The picture might also be an expression of one of the central elements of Hamlin's live shows, her sense of humor. (The cover of the CD shows her, head thrown back, laughing uproariously.) Though her songs are for the most part not humorous, Hamlin's comic timing on her between-songs patter is as solid as her musical sense of rhythm. The night I saw her, she regaled us with, among other droll yarns, a long running gag about her summer touring in a van with a tomato plant that didn't set fruit, because of a lack of cross-pollination.

There is, however, no lack of cross-pollination in Hamlin's music. Though she hails from Minnesota — which she insisted, tongue in cheek, was a hotbed, if not the birthplace, of the blues — her voice, singing style and songwriting are colorful hybrids that sprout from blues, rock, jazz, and a number of other contemporary idioms but are uniquely Hamlin. She can go from gutsy blues belting to long, jazzy, vibratoless horn tones, and then roll in a warm vibrato at will.

She sings mostly her own well-crafted, beautifully arranged love songs, but her covers of classics like Linda Ronstadt's "You're No Good" or Paul McCartney's "Oh! Darling" can stand proudly next to the originals.
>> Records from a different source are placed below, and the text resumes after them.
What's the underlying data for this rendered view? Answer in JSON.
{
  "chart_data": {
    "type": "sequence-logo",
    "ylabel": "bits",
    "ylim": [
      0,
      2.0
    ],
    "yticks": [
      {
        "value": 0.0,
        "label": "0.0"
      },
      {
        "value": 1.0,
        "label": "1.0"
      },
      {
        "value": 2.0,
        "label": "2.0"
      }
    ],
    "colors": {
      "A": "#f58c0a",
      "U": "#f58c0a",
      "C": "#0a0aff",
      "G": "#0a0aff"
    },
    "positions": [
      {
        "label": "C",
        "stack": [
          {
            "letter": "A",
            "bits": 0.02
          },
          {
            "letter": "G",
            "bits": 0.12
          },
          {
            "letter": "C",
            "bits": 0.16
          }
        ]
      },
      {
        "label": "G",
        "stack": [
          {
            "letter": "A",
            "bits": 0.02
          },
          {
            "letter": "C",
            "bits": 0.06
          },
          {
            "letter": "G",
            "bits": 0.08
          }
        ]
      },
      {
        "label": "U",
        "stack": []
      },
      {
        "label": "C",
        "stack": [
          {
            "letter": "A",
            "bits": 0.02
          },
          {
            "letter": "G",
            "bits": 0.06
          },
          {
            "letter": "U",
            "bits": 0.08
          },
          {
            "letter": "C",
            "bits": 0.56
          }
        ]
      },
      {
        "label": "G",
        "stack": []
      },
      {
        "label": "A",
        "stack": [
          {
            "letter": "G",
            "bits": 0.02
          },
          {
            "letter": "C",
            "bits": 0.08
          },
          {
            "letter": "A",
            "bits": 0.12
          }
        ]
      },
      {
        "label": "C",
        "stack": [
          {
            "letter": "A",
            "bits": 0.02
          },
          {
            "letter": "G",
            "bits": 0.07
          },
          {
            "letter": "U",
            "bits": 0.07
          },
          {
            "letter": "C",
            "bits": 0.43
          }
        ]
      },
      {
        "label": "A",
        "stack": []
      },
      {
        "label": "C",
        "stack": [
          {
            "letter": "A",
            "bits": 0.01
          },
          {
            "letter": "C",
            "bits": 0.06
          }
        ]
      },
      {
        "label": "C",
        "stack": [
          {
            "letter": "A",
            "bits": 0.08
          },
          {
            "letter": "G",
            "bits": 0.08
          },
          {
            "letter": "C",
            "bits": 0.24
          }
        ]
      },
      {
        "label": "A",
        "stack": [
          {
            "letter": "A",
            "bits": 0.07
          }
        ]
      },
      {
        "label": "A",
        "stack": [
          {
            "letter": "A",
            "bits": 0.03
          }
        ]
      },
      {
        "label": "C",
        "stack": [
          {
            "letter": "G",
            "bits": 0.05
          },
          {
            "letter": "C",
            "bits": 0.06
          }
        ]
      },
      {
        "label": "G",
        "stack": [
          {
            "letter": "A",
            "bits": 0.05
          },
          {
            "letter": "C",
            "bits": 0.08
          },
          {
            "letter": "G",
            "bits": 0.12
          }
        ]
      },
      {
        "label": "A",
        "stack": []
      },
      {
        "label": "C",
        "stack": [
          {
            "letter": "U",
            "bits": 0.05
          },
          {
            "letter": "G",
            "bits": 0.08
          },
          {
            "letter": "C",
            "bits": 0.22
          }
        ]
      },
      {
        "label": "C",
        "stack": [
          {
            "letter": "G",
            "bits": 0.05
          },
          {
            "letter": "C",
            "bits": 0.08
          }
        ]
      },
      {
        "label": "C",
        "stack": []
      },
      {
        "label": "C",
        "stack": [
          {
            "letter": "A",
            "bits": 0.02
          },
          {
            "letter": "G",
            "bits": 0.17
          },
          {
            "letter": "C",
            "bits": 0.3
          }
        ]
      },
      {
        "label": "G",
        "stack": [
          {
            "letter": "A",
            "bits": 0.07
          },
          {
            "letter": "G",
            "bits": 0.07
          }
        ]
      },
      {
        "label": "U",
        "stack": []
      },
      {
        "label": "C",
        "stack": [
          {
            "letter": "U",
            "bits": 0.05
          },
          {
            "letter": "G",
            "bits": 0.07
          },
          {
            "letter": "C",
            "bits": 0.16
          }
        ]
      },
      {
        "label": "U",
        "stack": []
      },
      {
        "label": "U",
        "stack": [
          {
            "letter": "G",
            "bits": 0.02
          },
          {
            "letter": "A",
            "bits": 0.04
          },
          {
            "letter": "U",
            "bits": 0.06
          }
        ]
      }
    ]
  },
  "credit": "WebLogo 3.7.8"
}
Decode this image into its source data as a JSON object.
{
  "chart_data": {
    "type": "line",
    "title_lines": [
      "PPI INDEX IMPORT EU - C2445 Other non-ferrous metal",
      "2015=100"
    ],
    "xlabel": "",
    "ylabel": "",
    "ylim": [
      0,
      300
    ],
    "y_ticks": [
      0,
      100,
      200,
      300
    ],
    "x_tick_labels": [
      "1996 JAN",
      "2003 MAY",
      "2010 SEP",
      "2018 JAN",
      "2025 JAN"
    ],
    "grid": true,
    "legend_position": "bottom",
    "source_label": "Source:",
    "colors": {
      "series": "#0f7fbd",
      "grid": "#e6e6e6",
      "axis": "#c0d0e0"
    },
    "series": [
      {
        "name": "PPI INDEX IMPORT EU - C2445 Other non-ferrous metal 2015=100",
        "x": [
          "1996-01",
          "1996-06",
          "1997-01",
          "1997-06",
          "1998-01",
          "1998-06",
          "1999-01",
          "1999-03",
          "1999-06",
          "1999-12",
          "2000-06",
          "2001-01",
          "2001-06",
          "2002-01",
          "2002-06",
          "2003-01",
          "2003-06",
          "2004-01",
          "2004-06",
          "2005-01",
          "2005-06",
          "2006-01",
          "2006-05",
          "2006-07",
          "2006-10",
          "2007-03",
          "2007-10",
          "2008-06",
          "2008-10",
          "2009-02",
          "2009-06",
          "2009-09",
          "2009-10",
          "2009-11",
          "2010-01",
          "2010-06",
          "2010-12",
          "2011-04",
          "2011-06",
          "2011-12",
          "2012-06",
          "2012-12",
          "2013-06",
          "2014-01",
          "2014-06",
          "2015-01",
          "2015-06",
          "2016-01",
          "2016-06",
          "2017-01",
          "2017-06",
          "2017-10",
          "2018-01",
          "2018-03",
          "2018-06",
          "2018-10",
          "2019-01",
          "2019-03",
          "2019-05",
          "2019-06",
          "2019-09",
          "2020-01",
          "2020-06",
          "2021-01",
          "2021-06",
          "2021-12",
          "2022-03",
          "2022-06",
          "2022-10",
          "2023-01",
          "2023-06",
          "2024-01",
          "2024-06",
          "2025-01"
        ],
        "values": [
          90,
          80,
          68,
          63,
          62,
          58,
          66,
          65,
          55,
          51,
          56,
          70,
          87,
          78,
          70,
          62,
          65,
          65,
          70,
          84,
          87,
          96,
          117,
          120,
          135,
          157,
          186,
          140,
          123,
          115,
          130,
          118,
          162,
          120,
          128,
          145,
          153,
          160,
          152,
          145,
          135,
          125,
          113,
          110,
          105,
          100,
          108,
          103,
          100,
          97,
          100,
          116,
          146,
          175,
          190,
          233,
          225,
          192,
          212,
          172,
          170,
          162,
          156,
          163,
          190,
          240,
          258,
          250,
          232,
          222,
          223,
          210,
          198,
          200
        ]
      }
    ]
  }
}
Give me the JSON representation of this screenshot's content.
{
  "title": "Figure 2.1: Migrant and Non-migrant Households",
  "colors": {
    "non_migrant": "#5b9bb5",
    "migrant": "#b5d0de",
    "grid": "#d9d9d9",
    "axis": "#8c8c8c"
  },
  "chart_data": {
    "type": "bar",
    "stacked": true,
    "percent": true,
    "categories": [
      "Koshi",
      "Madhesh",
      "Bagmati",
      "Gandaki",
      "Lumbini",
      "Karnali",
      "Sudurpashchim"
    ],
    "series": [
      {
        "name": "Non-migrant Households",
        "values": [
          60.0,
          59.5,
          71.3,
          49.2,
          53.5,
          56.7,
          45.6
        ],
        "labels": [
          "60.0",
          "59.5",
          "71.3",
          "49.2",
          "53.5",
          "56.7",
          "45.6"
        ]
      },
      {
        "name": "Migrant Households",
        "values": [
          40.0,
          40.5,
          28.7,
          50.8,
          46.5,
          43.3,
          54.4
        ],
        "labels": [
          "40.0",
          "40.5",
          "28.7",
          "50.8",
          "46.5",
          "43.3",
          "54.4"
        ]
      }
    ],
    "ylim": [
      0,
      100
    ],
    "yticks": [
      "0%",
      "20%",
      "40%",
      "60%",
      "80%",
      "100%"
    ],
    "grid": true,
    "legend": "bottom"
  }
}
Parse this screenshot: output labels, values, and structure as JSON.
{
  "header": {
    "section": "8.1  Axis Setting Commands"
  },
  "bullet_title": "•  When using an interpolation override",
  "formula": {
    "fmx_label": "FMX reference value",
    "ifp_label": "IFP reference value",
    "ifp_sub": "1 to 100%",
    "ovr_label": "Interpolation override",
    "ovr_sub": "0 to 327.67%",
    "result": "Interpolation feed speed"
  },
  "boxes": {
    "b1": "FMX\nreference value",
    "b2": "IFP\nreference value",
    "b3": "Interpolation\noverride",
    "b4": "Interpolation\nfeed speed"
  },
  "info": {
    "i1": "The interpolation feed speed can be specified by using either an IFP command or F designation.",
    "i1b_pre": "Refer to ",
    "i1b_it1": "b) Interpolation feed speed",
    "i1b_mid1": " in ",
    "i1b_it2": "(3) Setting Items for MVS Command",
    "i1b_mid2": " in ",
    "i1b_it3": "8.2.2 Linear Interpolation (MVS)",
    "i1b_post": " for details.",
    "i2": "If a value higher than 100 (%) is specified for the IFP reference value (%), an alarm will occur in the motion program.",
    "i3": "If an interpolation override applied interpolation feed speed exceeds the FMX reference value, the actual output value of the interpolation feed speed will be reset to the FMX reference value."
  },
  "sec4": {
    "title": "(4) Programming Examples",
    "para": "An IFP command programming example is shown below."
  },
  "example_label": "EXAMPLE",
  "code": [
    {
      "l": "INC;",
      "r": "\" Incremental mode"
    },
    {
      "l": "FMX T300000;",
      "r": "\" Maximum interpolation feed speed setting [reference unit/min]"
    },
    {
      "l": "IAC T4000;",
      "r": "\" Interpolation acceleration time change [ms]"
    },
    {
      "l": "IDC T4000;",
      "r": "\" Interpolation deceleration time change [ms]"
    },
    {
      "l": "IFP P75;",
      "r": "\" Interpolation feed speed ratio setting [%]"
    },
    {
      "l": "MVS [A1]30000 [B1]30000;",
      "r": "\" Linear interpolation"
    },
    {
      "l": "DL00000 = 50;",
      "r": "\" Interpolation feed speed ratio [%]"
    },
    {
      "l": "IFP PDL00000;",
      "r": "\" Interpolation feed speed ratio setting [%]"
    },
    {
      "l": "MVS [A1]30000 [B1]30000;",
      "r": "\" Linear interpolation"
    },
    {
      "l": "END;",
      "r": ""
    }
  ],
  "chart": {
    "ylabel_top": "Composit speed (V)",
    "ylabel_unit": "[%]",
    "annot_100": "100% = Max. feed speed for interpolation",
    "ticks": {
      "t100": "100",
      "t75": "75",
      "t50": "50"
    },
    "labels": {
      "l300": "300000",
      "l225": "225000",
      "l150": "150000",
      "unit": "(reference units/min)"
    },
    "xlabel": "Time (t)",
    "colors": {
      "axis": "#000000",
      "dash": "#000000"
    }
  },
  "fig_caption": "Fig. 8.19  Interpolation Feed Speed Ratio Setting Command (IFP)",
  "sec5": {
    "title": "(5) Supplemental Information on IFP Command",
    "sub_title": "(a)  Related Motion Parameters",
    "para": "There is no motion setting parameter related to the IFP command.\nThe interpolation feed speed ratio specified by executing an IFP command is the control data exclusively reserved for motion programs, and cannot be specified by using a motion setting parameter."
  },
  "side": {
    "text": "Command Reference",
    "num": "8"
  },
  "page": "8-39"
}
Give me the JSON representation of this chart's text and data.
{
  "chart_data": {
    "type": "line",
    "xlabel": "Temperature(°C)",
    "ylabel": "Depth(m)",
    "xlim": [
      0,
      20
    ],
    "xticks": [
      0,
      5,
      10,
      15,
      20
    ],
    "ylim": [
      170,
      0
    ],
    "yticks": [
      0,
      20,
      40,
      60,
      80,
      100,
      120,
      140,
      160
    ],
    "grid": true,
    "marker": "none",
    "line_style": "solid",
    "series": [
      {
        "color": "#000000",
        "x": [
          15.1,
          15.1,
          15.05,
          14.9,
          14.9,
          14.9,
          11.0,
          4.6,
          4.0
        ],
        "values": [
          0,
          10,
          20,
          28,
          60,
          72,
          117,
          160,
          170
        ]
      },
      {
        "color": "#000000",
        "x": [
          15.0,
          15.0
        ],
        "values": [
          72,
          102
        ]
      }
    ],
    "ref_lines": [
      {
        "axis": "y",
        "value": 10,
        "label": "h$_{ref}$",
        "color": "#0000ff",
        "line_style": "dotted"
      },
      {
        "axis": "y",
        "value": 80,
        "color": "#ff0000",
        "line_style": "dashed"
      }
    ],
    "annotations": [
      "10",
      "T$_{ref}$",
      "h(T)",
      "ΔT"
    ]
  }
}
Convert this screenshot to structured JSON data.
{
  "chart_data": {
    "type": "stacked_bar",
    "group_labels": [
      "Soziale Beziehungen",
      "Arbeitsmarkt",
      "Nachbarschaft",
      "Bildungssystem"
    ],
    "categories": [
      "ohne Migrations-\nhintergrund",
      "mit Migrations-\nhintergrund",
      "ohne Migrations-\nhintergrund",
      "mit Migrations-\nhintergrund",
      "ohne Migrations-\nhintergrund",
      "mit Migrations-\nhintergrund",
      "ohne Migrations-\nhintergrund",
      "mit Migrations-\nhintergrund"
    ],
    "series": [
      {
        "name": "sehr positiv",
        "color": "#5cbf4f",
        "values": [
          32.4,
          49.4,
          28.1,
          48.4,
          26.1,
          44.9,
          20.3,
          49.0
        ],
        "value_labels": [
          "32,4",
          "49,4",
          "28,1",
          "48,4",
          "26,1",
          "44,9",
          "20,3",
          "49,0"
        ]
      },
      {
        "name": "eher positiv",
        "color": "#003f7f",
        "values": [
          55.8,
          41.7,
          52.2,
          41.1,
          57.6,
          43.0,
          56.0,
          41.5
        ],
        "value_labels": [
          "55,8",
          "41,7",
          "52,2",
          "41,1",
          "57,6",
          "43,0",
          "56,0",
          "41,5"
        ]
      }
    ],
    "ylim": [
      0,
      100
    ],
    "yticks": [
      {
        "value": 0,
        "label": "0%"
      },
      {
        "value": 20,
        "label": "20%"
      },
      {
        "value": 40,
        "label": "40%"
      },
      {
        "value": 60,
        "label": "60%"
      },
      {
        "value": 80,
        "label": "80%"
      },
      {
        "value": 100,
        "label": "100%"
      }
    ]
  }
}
You can't talk about Hamlin for long before you have to say something about her harmonica playing. One of the T-shirts she sells at her concerts has a simple question printed on it, "Got harp?" Onstage Hamlin answers that unequivocally. The lady's got harp. She can play country blues style in a rack, adding another soulful voice to her own while accompanying both on her guitar, and she can squeeze a hand-held harp right up against a microphone and get that just-distorted-enough raw Chicago blues sound.

Another of Hamlin's T-shirts features a picture of a nightstand and the words "one night stand." Though she'll be at the Ark for only one night this month — Friday, May 2 — it's unlikely this will be a one-night stand between her and her first-time or longtime fans. More likely, it will be another rendezvous in an ongoing love affair.